One farm had 42mm of rain last night, while another was able to cut rapeseed at 15% moisture today (3 August), and yet another cutting at 10% moisture, said Mr Smart.
“It is just changing all the time. We’re just going to have to keep chipping away at it.”
So far the team had cut 100ha of the 607ha of rapeseed, with varying results. “A lot of it is only just fit – some really needs another three weeks yet.
“Yields are well down on last year, with Grandia and Excalibur at 3.2-3.5t/ha. Anything that is lodged isn’t yielding as well, while those that are thinner and more open are yielding better.”
In a trial of 12 rapeseed varieties, all sown at 50 plants a square metre, the latest counts ranged from 13 to 37, said Mr Smart.
“The weights were quite high, even where plant counts were low, so they have compensated well.

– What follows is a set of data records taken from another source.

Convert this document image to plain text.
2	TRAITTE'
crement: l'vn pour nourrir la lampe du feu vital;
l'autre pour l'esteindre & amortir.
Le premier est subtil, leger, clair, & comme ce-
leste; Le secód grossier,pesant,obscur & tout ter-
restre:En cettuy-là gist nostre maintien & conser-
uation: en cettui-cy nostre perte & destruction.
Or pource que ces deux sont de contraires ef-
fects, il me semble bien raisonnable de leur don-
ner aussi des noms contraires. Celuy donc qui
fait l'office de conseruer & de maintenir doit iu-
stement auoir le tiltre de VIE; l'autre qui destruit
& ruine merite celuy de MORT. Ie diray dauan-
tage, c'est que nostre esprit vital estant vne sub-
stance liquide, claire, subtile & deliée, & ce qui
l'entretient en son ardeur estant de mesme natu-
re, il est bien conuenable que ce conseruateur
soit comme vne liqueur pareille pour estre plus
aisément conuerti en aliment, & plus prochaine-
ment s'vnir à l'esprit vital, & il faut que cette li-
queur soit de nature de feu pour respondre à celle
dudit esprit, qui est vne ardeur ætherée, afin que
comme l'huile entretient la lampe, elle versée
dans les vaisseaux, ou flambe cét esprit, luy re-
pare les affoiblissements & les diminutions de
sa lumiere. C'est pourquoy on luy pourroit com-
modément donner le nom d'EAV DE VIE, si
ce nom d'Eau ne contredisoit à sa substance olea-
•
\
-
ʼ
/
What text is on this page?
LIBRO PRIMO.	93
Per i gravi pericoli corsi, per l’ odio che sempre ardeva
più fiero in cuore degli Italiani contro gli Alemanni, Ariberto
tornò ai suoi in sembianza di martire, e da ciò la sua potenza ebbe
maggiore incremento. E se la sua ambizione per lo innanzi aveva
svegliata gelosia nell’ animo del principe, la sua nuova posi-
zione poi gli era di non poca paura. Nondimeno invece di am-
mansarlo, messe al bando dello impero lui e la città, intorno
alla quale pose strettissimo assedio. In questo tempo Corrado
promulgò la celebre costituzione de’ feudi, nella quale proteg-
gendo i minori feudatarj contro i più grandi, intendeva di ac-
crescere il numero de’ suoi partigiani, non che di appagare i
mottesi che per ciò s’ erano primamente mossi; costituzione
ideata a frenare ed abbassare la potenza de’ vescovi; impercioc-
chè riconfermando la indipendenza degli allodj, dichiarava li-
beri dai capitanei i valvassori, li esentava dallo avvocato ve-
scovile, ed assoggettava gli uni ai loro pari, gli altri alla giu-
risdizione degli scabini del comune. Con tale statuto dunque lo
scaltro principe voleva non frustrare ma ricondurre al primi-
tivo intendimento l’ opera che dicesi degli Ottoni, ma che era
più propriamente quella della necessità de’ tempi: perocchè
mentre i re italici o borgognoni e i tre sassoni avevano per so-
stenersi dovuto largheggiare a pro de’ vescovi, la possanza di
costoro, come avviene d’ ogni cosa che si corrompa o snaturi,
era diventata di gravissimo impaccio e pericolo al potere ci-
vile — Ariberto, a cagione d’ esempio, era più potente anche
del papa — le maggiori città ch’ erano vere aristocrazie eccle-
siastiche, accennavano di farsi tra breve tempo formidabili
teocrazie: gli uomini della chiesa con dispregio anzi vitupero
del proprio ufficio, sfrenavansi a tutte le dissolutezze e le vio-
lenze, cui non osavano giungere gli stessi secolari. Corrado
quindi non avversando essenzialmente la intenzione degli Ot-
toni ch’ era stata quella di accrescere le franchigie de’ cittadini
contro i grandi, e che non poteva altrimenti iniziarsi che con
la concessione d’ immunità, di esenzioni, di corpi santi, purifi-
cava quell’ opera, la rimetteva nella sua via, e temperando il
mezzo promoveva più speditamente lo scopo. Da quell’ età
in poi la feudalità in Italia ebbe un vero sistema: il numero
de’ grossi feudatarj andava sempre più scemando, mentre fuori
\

“We’ve got so many different varieties at so many different growth stages, it will be interesting to see how it all yields.”
After the rapeseed would come the winter wheat, which didn’t look brilliant, he added. “The Crusoe looked a million dollars to start with, but after all this rain there are a few blind sites and shrivelled grains.
“Santiago and Relay are still very green, while the Oakley looks scorched. But I don’t think we can make varietal decisions based on this year – it’s been anything but normal.
“You can do all you can with your management, but eventually nature takes over.”